Edit: re-reading your post, I would like to ask you how would you build this critical infrastructure with Windows? Because independently of how you answer it you would have been affected by this.
the issue is when the OS forcefully installs that update and breaks your system without you doing anything.
The crowdstrike update was pushed out by their own software I thought, not the windows update system?
Plus crowdstrike has caused similar issues with Linux systems before, so the solution is to just not use crowdstrike and similar solutions on any OS.
The issue is not that Windows had a broken update, that can happen and it’s fine, the issue is when the OS forcefully installs that update and breaks your system without you doing anything.
I would have thought most businesses with windows would do staged rollouts.
the solution is to just not use crowdstrike and similar solutions on any OS.

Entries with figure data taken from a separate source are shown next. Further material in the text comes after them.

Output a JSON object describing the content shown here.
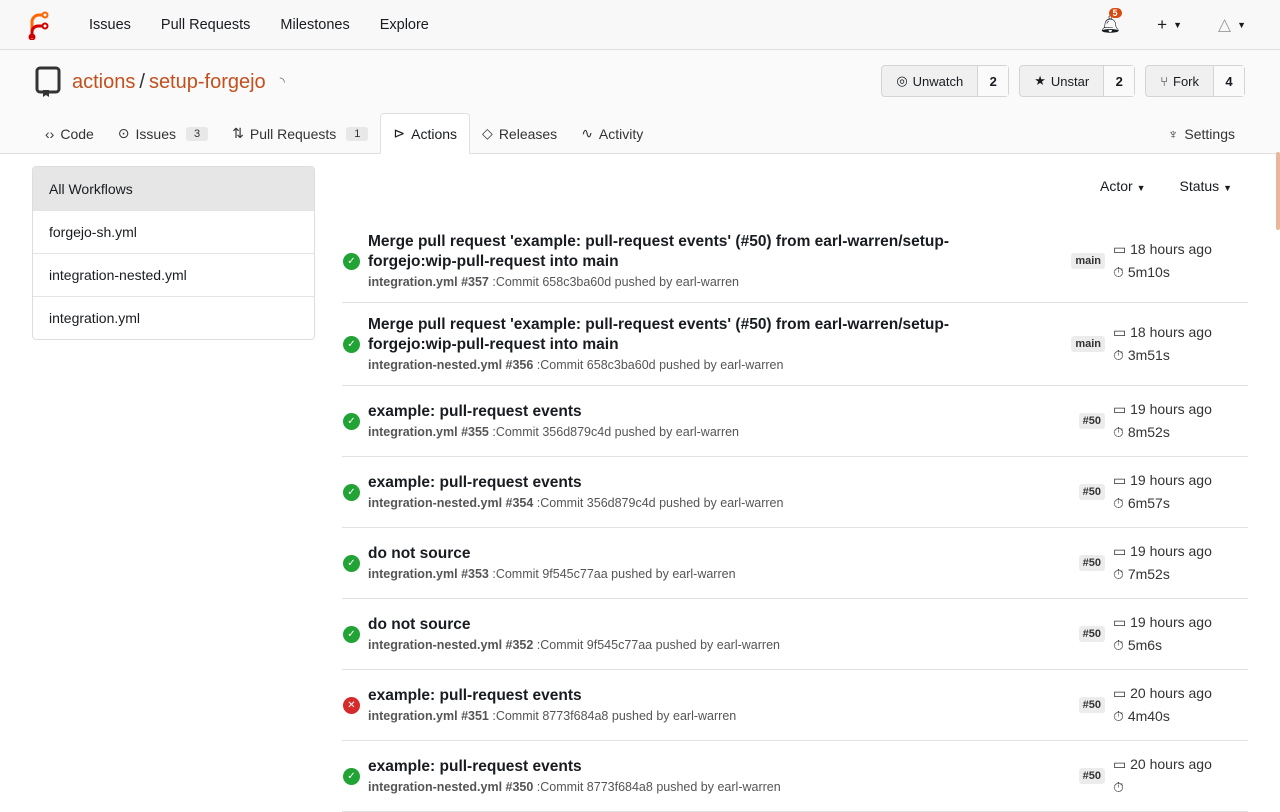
{
  "nav": {
    "items": [
      "Issues",
      "Pull Requests",
      "Milestones",
      "Explore"
    ],
    "notifications": "5"
  },
  "repo": {
    "owner": "actions",
    "name": "setup-forgejo",
    "buttons": [
      {
        "label": "Unwatch",
        "count": "2",
        "icon": "eye-slash-icon"
      },
      {
        "label": "Unstar",
        "count": "2",
        "icon": "star-icon"
      },
      {
        "label": "Fork",
        "count": "4",
        "icon": "fork-icon"
      }
    ],
    "tabs": [
      {
        "label": "Code",
        "icon": "<>"
      },
      {
        "label": "Issues",
        "count": "3"
      },
      {
        "label": "Pull Requests",
        "count": "1"
      },
      {
        "label": "Actions"
      },
      {
        "label": "Releases"
      },
      {
        "label": "Activity"
      }
    ],
    "settings": "Settings"
  },
  "sidebar": {
    "items": [
      "All Workflows",
      "forgejo-sh.yml",
      "integration-nested.yml",
      "integration.yml"
    ]
  },
  "filters": {
    "actor": "Actor",
    "status": "Status"
  },
  "runs": [
    {
      "status": "success",
      "title": "Merge pull request 'example: pull-request events' (#50) from earl-warren/setup-forgejo:wip-pull-request into main",
      "workflow": "integration.yml #357",
      "detail": " :Commit 658c3ba60d pushed by earl-warren",
      "ref": "main",
      "time": "18 hours ago",
      "duration": "5m10s"
    },
    {
      "status": "success",
      "title": "Merge pull request 'example: pull-request events' (#50) from earl-warren/setup-forgejo:wip-pull-request into main",
      "workflow": "integration-nested.yml #356",
      "detail": " :Commit 658c3ba60d pushed by earl-warren",
      "ref": "main",
      "time": "18 hours ago",
      "duration": "3m51s"
    },
    {
      "status": "success",
      "title": "example: pull-request events",
      "workflow": "integration.yml #355",
      "detail": " :Commit 356d879c4d pushed by earl-warren",
      "ref": "#50",
      "time": "19 hours ago",
      "duration": "8m52s"
    },
    {
      "status": "success",
      "title": "example: pull-request events",
      "workflow": "integration-nested.yml #354",
      "detail": " :Commit 356d879c4d pushed by earl-warren",
      "ref": "#50",
      "time": "19 hours ago",
      "duration": "6m57s"
    },
    {
      "status": "success",
      "title": "do not source",
      "workflow": "integration.yml #353",
      "detail": " :Commit 9f545c77aa pushed by earl-warren",
      "ref": "#50",
      "time": "19 hours ago",
      "duration": "7m52s"
    },
    {
      "status": "success",
      "title": "do not source",
      "workflow": "integration-nested.yml #352",
      "detail": " :Commit 9f545c77aa pushed by earl-warren",
      "ref": "#50",
      "time": "19 hours ago",
      "duration": "5m6s"
    },
    {
      "status": "failure",
      "title": "example: pull-request events",
      "workflow": "integration.yml #351",
      "detail": " :Commit 8773f684a8 pushed by earl-warren",
      "ref": "#50",
      "time": "20 hours ago",
      "duration": "4m40s"
    },
    {
      "status": "success",
      "title": "example: pull-request events",
      "workflow": "integration-nested.yml #350",
      "detail": " :Commit 8773f684a8 pushed by earl-warren",
      "ref": "#50",
      "time": "20 hours ago",
      "duration": ""
    }
  ]
}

Exactly, and since Windows is similar, therefore…
The problem wasn’t with an update Microsoft pushed out. It was due to an update by crowdstrike which iirc ignored all settings for staged rollout (or there were no settings at all for that)
It’s not like anyone outside Crowdstrike chooses to have these updates installed. It happened automatically with no way of stopping it.

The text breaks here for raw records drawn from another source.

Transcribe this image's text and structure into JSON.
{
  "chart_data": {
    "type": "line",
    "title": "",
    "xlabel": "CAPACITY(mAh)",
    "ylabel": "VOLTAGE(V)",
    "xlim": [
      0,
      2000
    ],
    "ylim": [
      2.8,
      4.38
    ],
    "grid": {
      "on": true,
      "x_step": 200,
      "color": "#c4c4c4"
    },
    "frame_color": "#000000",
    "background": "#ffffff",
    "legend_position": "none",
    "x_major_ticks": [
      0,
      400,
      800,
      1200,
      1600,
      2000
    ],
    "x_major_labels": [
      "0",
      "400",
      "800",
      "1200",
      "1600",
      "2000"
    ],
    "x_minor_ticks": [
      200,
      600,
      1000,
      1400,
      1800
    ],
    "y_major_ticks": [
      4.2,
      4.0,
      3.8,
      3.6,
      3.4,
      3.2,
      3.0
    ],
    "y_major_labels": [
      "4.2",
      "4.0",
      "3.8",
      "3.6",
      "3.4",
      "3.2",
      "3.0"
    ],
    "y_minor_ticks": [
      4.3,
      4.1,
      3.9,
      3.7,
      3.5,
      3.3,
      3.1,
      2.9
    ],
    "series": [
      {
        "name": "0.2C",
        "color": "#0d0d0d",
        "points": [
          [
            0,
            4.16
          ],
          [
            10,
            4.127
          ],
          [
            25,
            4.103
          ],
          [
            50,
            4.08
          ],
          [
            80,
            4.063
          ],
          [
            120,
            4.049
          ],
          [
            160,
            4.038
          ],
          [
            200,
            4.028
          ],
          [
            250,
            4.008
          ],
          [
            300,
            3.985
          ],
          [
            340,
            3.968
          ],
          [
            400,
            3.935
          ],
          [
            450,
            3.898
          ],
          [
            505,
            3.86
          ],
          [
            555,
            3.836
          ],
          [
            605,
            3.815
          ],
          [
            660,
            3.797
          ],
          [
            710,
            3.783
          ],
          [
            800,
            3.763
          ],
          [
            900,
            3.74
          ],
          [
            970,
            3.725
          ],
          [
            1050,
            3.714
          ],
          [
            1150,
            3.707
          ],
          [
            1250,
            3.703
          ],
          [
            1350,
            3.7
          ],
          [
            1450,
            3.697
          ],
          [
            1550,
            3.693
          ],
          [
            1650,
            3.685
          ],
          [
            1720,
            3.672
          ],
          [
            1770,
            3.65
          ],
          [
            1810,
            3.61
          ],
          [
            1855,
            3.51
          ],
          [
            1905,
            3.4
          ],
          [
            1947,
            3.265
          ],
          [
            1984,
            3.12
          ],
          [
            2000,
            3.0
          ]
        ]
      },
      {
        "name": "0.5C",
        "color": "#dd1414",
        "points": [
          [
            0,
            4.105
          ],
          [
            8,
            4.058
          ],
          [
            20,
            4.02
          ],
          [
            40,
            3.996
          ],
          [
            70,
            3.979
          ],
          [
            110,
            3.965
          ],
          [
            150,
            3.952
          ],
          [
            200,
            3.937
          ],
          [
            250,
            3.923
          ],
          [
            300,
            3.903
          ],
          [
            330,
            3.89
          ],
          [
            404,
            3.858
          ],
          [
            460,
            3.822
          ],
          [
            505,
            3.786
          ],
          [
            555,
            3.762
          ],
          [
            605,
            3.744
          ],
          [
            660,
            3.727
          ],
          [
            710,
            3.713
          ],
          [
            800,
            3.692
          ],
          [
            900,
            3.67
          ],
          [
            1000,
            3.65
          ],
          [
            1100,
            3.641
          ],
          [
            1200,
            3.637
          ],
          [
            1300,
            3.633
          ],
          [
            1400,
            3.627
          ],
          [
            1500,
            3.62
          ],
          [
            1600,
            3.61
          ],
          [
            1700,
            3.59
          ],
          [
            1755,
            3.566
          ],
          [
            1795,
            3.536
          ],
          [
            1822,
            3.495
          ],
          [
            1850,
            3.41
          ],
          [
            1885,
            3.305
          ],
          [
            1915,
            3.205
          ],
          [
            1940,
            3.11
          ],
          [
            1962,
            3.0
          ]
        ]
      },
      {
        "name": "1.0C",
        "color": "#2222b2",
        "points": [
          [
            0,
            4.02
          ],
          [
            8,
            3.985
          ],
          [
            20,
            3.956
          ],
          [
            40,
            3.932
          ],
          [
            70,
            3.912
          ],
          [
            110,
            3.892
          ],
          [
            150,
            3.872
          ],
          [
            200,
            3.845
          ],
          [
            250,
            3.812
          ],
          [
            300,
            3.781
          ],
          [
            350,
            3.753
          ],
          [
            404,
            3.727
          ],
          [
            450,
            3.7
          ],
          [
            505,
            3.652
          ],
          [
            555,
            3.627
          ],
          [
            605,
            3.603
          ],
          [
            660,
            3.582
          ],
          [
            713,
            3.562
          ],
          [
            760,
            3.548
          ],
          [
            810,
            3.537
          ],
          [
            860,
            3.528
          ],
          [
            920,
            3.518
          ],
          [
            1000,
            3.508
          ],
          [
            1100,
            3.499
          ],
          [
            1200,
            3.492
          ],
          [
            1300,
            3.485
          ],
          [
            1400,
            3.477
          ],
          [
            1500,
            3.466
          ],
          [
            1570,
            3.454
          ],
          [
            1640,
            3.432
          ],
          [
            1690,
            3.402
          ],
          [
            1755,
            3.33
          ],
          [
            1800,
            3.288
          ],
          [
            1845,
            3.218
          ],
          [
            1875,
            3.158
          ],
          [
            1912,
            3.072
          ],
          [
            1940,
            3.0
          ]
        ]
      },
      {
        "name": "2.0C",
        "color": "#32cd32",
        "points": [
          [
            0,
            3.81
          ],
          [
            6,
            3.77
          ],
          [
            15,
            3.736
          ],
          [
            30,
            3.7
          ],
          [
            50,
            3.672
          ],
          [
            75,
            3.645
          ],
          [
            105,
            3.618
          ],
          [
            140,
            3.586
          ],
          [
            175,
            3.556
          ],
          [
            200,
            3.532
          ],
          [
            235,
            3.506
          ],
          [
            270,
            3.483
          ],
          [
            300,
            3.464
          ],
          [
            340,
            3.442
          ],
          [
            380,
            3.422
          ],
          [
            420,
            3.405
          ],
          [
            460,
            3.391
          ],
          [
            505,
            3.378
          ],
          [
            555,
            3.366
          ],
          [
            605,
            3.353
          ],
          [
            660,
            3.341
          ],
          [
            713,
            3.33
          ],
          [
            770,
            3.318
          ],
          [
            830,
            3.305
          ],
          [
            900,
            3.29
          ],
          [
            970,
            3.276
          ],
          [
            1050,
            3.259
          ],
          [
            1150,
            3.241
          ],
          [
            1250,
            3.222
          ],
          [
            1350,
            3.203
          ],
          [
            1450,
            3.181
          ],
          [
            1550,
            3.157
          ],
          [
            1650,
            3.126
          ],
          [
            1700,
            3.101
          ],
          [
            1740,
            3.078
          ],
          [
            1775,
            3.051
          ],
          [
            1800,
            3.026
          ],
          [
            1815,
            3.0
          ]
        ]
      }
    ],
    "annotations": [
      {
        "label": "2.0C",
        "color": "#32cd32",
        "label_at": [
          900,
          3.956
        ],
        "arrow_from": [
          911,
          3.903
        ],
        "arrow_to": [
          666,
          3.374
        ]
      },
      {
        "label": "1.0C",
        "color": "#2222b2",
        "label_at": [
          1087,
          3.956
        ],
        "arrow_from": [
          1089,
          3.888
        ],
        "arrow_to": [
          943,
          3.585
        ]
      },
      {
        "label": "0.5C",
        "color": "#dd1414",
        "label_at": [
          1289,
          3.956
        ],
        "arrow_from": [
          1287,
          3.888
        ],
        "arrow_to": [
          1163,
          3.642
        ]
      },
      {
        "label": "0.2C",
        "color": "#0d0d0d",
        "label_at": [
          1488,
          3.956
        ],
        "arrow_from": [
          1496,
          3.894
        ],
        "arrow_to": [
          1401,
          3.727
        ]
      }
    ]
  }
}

Yes, this specific problem wasn’t caused by Microsoft, but it was caused by the forced automatic update policy that crowdstrike has, which is the same behavior Windows has. So while this time it wasn’t Microsoft, next time it could be. And while you can prevent this from happening on your Linux box by choosing software that doesn’t do this, it’s impossible to prevent it on a Windows box because the OS itself does it.
That is a wild assumption with two key flaws
-
Windows in many workplaces has updates locked down too, except in circumstances where critical security or vulnerability patches are pushed through.
-
The same is true for many servers that run Linux.
As someone that works on tier1 services for arguably the biggest tech company right now, that’s how it works in most of FAANG. Updates are gated, sure, but like with many things there’s a vetting process where some things that look super important and safe just slip through.
In regards to your edit, I guess most cases are different from others, but if your entire business requires you to be able to use a machine 100% of the time then you should have the means to either use a different machine to continue transactions (ideally one with a known state that won’t change, or has been tested in the last few months). If you need to log transactions and process 24-48 hours later do that on something that’s locked down hard, with printed/hard backups if necessary.
Ultimately, risk is always something you factor in. If you don’t care about 48 hours of downtime over several years, it’s not a huge concern. I’d probably argue that many companies lost more money during these days than they would have spent in both money and people-hours training them on a contingency system to use in case of downtime.
- Who determines which security updates are critical? In windows case it’s ultimately Microsoft, if they say this update is critical it will get installed on your machines whether you like it or not.
- The update process in Linux needs to be triggered manually, so it’s a big difference. No one external to your company can say “that computer will get this new software NOW”, and that’s the point you’re missing.
In answer to the other dit answer, if all of those machines are windows they were all affected by the update, so having secondary or tertiary machines is pointless because all of them failed at the same time when an external source decided to install new software on all your computers.
Windows updates don’t happen automatically in an Enterprise environment. They are tested and pushed out once the version is determined to be stable.